Laminitis can occur in two forms:
Acute laminitis is the early stage of the disease when the animal is uncomfortable and showing signs of lameness, but major damage has not yet happened within the hoof. The chances of recovery are maximised if treatment is started early.
Chronic laminitis is when the pedal bone sinks or rotates within the hoof (pictured top), leading to permanent damage. These cases are not necessarily such an emergency as the acute attacks, as damage to the foot has already occurred, but a vet should be contacted if the horse or pony is in pain.
Recognising laminitis in horses
In severe cases, animals will be unable to move. They may be panting, sweating and leaning back on their heels, trying to take their weight off their feet. In the worst cases, they will lie down and be unable to stand — this can be confused with colic.
This is obviously urgent and you should contact your vet immediately. In milder cases the signs are more subtle, but they include:
- Hooves that feel hot and feet that are painful with pressure to the sole
- A tendency for the horse to stand with its legs stretched forward, while leaning backward, to ease his weight off his feet
- Mild cases will constantly shift their weight from foot to foot as they try to find the least painful way of weight-bearing
- The pain of laminitis means that the horse’s pulse and respiratory rate rise
Frequently, a prominent pulse is obvious where the horse’s digital artery runs over the fetlock. In a severe case, this digital pulse (which is where the blood flows into the foot) will be pounding on all four feet.
Mild, chronic laminitis can be confused with other sorts of lameness. Look out for the following:
- A pony that ‘feels his feet’ and so may be intermittently lame, especially on rough ground
- Foot soreness or lameness after shoeing
- Odd shaped feet — indicated by rings in the hoof wall that are wider at the heel than at the toe. Dropped soles, with wider than normal white lines, and flat feet are also common
- Recurrent hoof infections, due to the weak horn growth
- Visible red bruising within the hoof, particularly obvious when the farrier trims the horse’s feet
If you suspect laminitis
First, contact the vet. Severe cases will need painkillers and other treatment urgently — this may include frog supports, medication to control blood pressure, and treating any underlying illness that may be causing the laminitis — while mild, chronic cases will require planned action involving both vet and farrier. If laminitis is suspected, never force the horse to walk or exercise.
It is possible to tape frog supports onto the feet to help relieve pressure on the laminae. There are now several types of tape-on support available, from purpose-designed pads or rubber wedges to homemade bandage supports. Purpose-designed frog supports can be obtained from the Laminitis Clinic – visit: www.laminitisclinic.org. If you are unsure how to apply frog supports, consult your vet.
If your horse or pony appears to be reluctant to move due to laminitis while out at grass, it may help to fit frog supports before slowly bringing them in or travelling them home, ideally in a low-loading trailer.
All laminitis cases should be box-rested, ideally on non-edible bedding. A very deep bed (40-50cm) of dust-free shavings is best.
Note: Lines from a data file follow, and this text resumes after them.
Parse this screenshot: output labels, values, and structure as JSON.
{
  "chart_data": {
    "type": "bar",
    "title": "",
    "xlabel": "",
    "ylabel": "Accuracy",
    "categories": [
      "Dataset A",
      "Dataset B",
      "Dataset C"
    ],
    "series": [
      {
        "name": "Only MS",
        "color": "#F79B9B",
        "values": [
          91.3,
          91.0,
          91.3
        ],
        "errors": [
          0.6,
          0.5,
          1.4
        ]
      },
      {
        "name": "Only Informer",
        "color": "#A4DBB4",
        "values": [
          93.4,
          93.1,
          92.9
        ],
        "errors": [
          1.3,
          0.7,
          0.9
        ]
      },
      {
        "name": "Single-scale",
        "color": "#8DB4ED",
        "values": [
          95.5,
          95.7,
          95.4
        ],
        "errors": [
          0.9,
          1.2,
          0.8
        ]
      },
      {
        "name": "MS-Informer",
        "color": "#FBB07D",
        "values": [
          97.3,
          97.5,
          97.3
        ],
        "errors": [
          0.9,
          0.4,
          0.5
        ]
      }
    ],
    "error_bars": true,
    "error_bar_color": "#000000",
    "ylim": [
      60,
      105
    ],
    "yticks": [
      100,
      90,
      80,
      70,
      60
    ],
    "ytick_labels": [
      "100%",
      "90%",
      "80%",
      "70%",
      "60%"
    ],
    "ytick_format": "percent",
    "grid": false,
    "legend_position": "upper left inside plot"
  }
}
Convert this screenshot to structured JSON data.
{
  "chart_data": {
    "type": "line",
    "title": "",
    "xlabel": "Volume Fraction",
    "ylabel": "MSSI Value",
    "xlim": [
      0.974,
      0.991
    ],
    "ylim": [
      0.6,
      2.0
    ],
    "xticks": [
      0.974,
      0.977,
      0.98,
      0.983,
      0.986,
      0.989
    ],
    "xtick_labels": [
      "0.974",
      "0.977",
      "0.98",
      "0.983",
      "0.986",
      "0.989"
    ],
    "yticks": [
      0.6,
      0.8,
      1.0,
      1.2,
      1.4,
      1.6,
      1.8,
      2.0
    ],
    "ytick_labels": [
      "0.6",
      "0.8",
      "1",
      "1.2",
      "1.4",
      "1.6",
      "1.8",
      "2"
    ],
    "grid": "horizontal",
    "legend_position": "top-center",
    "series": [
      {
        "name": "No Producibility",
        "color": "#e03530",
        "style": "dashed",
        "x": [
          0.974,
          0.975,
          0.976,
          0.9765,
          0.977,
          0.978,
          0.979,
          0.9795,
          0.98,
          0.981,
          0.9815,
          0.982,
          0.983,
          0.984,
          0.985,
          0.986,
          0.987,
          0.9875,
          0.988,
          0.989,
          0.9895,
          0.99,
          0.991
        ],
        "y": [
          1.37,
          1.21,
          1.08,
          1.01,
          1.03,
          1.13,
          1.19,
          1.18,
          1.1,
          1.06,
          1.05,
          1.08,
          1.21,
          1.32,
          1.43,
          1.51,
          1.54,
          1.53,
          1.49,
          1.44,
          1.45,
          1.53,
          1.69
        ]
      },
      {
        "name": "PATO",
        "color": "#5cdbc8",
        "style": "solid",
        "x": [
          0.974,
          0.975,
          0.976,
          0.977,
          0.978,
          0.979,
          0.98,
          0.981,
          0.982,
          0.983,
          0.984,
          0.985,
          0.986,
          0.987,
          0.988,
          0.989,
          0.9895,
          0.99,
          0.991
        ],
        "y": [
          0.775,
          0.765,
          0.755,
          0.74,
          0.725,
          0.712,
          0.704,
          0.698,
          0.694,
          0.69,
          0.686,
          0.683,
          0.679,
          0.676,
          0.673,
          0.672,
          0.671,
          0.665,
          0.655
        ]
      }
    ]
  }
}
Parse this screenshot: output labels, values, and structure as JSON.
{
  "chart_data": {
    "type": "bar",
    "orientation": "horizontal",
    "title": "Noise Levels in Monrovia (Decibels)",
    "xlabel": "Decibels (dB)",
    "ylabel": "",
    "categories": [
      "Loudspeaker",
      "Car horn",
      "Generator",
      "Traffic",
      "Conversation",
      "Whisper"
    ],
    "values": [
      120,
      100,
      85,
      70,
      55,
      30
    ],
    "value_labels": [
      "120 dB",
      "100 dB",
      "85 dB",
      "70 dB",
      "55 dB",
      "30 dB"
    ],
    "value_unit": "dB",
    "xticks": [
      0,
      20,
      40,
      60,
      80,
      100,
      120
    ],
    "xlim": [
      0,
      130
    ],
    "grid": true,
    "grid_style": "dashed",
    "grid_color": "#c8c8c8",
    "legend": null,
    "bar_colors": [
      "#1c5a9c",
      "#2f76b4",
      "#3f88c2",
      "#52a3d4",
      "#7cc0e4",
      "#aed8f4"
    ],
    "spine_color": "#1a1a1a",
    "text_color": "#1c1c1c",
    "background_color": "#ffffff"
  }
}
This can act as support for the feet nearly as effectively as — and more simply than — frog supports. Allow affected horses to lie down and rest their feet.
Total box rest is important. This should continue for at least 30 days, during which the diet needs to be adjusted to ensure that the horse’s weight is controlled. It is crucial that any overweight laminitic loses weight, but this must be a gradual process. Consult your vet or equine nutritionist for advice.